In other words, section 343.305(8)(c)2 acknowledges two separate mechanisms by which the court may change the status of the administrative suspension: a judicial review hearing, or a discretionary stay of the suspension.

Because the legal issues yet to be adjudicated in the underlying OWI (operating while intoxicated) charge may determine whether the suspension will be enforceable in the first place, your lawyer may be able to persuade a judge to sign a legal motion and order "staying" or temporarily preventing the DOT from administratively suspending your license until such time as a final determination may be made by the court at a judicial review hearing.

This information is not meant to serve as legal advice. You should consult with a qualified attorney before making any decisions about your case and never rely solely on information found on the Internet.

Monday, April 7, 2014

Guilty or No Contest?

Why Knowing the Difference Can Make All the Difference.



The two most common pleas a person can enter before sentencing are the guilty plea, and the no contest plea. Both pleas can seem very similar, since both result in a conviction. However, in situations where there is a victim who is injured (and who may later sue for damages), it is important to understand the distinction.

Guilty? No Contest? What’s the difference?

In a nutshell, the basic difference under Wisconsin Statute Section 971.06 is this:

  1. Guilty plea: the defendant admits that he or she committed the acts alleged by the prosecution.  Guilty pleas are the most common type of plea in Wisconsin.
  2. No Contest plea: the defendant does not admit to the facts alleged by the prosecutor.  However, he or she also does not dispute that the jury could find him or her guilty  - if the case went to trial.

Put another way, when you enter a plea of guilty, you are admitting that you did the crime. When you enter a plea of no contest, you are essentially admitting that a jury could find you guilty based on the evidence the State has against you, but you are not going that one extra step and admitting that you actually did it.  So why doesn’t everybody plead no contest then?

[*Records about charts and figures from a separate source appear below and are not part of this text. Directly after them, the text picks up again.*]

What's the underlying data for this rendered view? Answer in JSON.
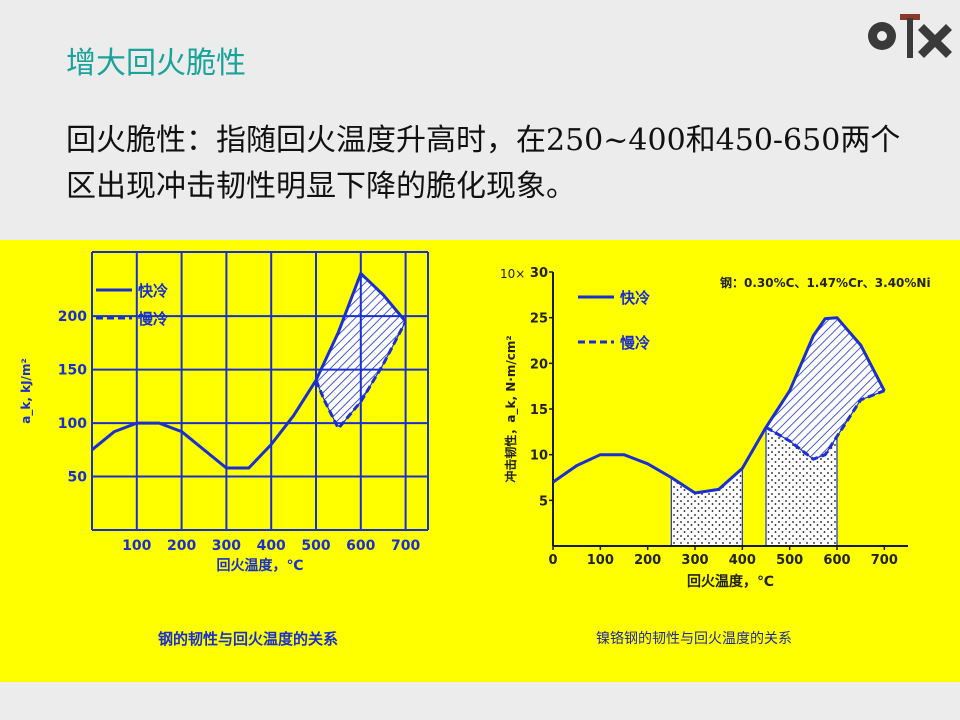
{
  "slide": {
    "title": "增大回火脆性",
    "body": "回火脆性：指随回火温度升高时，在250~400和450-650两个区出现冲击韧性明显下降的脆化现象。"
  },
  "logo": {
    "name": "university-logo-icon"
  },
  "colors": {
    "panel": "#ffff00",
    "blue": "#1a2fd0",
    "title": "#1aa39a"
  },
  "chart_data": [
    {
      "type": "line",
      "caption": "钢的韧性与回火温度的关系",
      "xlabel": "回火温度，℃",
      "ylabel": "a_k, kJ/m²",
      "x_ticks": [
        100,
        200,
        300,
        400,
        500,
        600,
        700
      ],
      "y_ticks": [
        50,
        100,
        150,
        200
      ],
      "xlim": [
        0,
        750
      ],
      "ylim": [
        0,
        260
      ],
      "grid": true,
      "legend": {
        "position": "top-left",
        "entries": [
          "快冷",
          "慢冷"
        ]
      },
      "series": [
        {
          "name": "快冷",
          "style": "solid",
          "x": [
            0,
            50,
            100,
            150,
            200,
            250,
            300,
            350,
            400,
            450,
            500,
            550,
            600,
            650,
            700
          ],
          "y": [
            75,
            92,
            100,
            100,
            92,
            75,
            58,
            58,
            80,
            107,
            140,
            185,
            240,
            220,
            195
          ]
        },
        {
          "name": "慢冷",
          "style": "dashed",
          "x": [
            500,
            520,
            550,
            600,
            650,
            700
          ],
          "y": [
            140,
            120,
            95,
            120,
            155,
            195
          ]
        }
      ],
      "shaded_region": {
        "x": [
          500,
          700
        ],
        "fill": "hatched"
      }
    },
    {
      "type": "line",
      "caption": "镍铬钢的韧性与回火温度的关系",
      "xlabel": "回火温度，℃",
      "ylabel": "冲击韧性，a_k, N·m/cm²",
      "y_multiplier": "10×",
      "annotation": "钢：0.30%C、1.47%Cr、3.40%Ni",
      "x_ticks": [
        0,
        100,
        200,
        300,
        400,
        500,
        600,
        700
      ],
      "y_ticks": [
        5,
        10,
        15,
        20,
        25,
        30
      ],
      "xlim": [
        0,
        750
      ],
      "ylim": [
        0,
        30
      ],
      "grid": false,
      "legend": {
        "position": "top-left",
        "entries": [
          "快冷",
          "慢冷"
        ]
      },
      "series": [
        {
          "name": "快冷",
          "style": "solid",
          "x": [
            0,
            50,
            100,
            150,
            200,
            250,
            300,
            350,
            400,
            450,
            500,
            550,
            575,
            600,
            650,
            700
          ],
          "y": [
            7,
            8.8,
            10,
            10,
            9,
            7.5,
            5.8,
            6.2,
            8.5,
            13,
            17,
            23,
            24.9,
            25,
            22,
            17
          ]
        },
        {
          "name": "慢冷",
          "style": "dashed",
          "x": [
            450,
            500,
            550,
            575,
            600,
            650,
            700
          ],
          "y": [
            13,
            11.5,
            9.5,
            10,
            12,
            16,
            17
          ]
        }
      ],
      "shaded_regions": [
        {
          "x": [
            250,
            400
          ],
          "fill": "dotted"
        },
        {
          "x": [
            450,
            600
          ],
          "fill": "dotted"
        },
        {
          "x": [
            450,
            700
          ],
          "fill": "hatched"
        }
      ]
    }
  ]
}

Simply put, not all judges accept no contest pleas. Why? Because they feel going that extra step is necessary to show that you truly acceptance responsibility for your actions.

What does this mean for you?

The significance of this distinction is that anyone who files a civil lawsuit against you for the same conduct as that in the criminal case, cannot use the conviction in your criminal case as evidence of guilt in the lawsuit.

If the crime to which you are pleading involves a victim with injuries or damaged/stolen property, it is better to enter a no contest plea to prevent your conviction from being used as ammunition against you if you get sued.

The bottom line.

Remember, both the guilty plea and the no contest plea will result in a conviction.  But a no contest plea is the better plea to enter in situations where a victim could later sue for damages in a separate civil suit.

This information is not meant to serve as legal advice. You should consult with a qualified attorney before making any decisions about your case and never rely solely on information found on the Internet.